One thing led to another and, some long time after the loss in my life of a significant other (stupid phrase), I did make the four-hour drive to visit him one weekend. I only stayed the day, though, not giving much thought to anything more than seeing someone from a time and place in my life for which I still longed.
In the next round we started to talk more frequently and, I thought, flirtatiously. As it was close to Thanksgiving, he invited me down for that weekend. I decided to accept thinking it would be a time for us to see if we wanted to get to know each other a little better. Three lovely phone conversations in the days before and, the last one, included his giving me the driving directions and his final sentence, “’J’ and I are looking forward to seeing you.” J’’? Who was ‘J’ and what was she doing there in that sentence in that way? Clearly I had misread all the signals and promptly cancelled my plans. I didn’t have the forthrightness to say it in that conversation so I called back and, mercifully, got his voicemail so I could leave it as a message. I was quite clear that I had misread his intentions and was sorry for that. He called back twice with imploring messages about how I should come down, how ‘J’ knew all about me and was looking forward to meeting me.

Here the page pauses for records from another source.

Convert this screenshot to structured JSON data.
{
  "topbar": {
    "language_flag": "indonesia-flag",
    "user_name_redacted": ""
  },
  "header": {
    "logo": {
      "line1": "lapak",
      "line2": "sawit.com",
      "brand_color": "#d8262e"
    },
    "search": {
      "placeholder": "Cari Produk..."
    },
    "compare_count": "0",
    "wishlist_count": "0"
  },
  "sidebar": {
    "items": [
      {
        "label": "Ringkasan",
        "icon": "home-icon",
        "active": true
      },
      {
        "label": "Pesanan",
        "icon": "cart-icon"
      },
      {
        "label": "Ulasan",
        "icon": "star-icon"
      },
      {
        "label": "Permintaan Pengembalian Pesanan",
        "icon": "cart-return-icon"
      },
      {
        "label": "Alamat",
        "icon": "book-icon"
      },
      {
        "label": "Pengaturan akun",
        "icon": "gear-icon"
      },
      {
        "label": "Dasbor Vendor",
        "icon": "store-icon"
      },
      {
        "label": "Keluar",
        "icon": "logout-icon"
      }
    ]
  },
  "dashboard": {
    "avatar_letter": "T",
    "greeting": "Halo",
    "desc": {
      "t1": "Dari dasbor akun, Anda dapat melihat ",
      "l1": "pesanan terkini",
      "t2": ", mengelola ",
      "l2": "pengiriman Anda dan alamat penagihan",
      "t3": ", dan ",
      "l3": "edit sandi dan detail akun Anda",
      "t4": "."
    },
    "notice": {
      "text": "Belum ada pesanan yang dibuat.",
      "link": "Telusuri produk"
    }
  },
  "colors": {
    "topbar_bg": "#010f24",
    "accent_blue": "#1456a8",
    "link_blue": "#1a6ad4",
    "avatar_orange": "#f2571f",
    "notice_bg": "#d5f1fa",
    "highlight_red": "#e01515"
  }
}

Obviously, I thought, this had little to do with me and a lot to do with his not wanting to feel bad that he had given someone a wrong impression. But I saw no reason to go and didn’t. Got a holiday card from him a few weeks later with a sweet note.
He called a couple of months later, maybe three. He was unencumbered and maybe I would consider a visit. I had never had a romantic feeling about this man over the many years I’d known him and certainly not the three I worked for the company back in New York when he was a daily and persuasive presence in all our lives. Why did I want to go down? Was this opportunistic? After all, I was alone at the end of a long and roiling partnership with another man I had known since 1976. Like my husband, this man had died and even more suddenly. I was ready to breathe easily for a long while but also ready for a more normal friendship.
Whatever my motives, I do have this tendency that, once I get the thought, it’s a done deed. If I get the thought to buy a new tv or vacuum or camera, I know myself well enough to know I’ll do the requisite research and I can tell myself I haven’t made a decision to spend the money but my self will tell me that I’ve already decided to do it. I knew I was ready to explore possibilities – of a friendship, at least.
I drove down and it was a lovely weekend, if a little awkward, in all respects. He surprised me with a kiss one evening as he turned back from building a fire in the fireplace. He told me he didn’t think I trusted him. I told him it wasn’t him I didn’t trust but my own body; would it still work? It had been a long time, years, given the poor health of my departed friend. Although it didn’t work magically, it did work well enough but I was still reluctant to admit the idea of a relationship. Think I told him he was GU and a sweet guy but left it at that.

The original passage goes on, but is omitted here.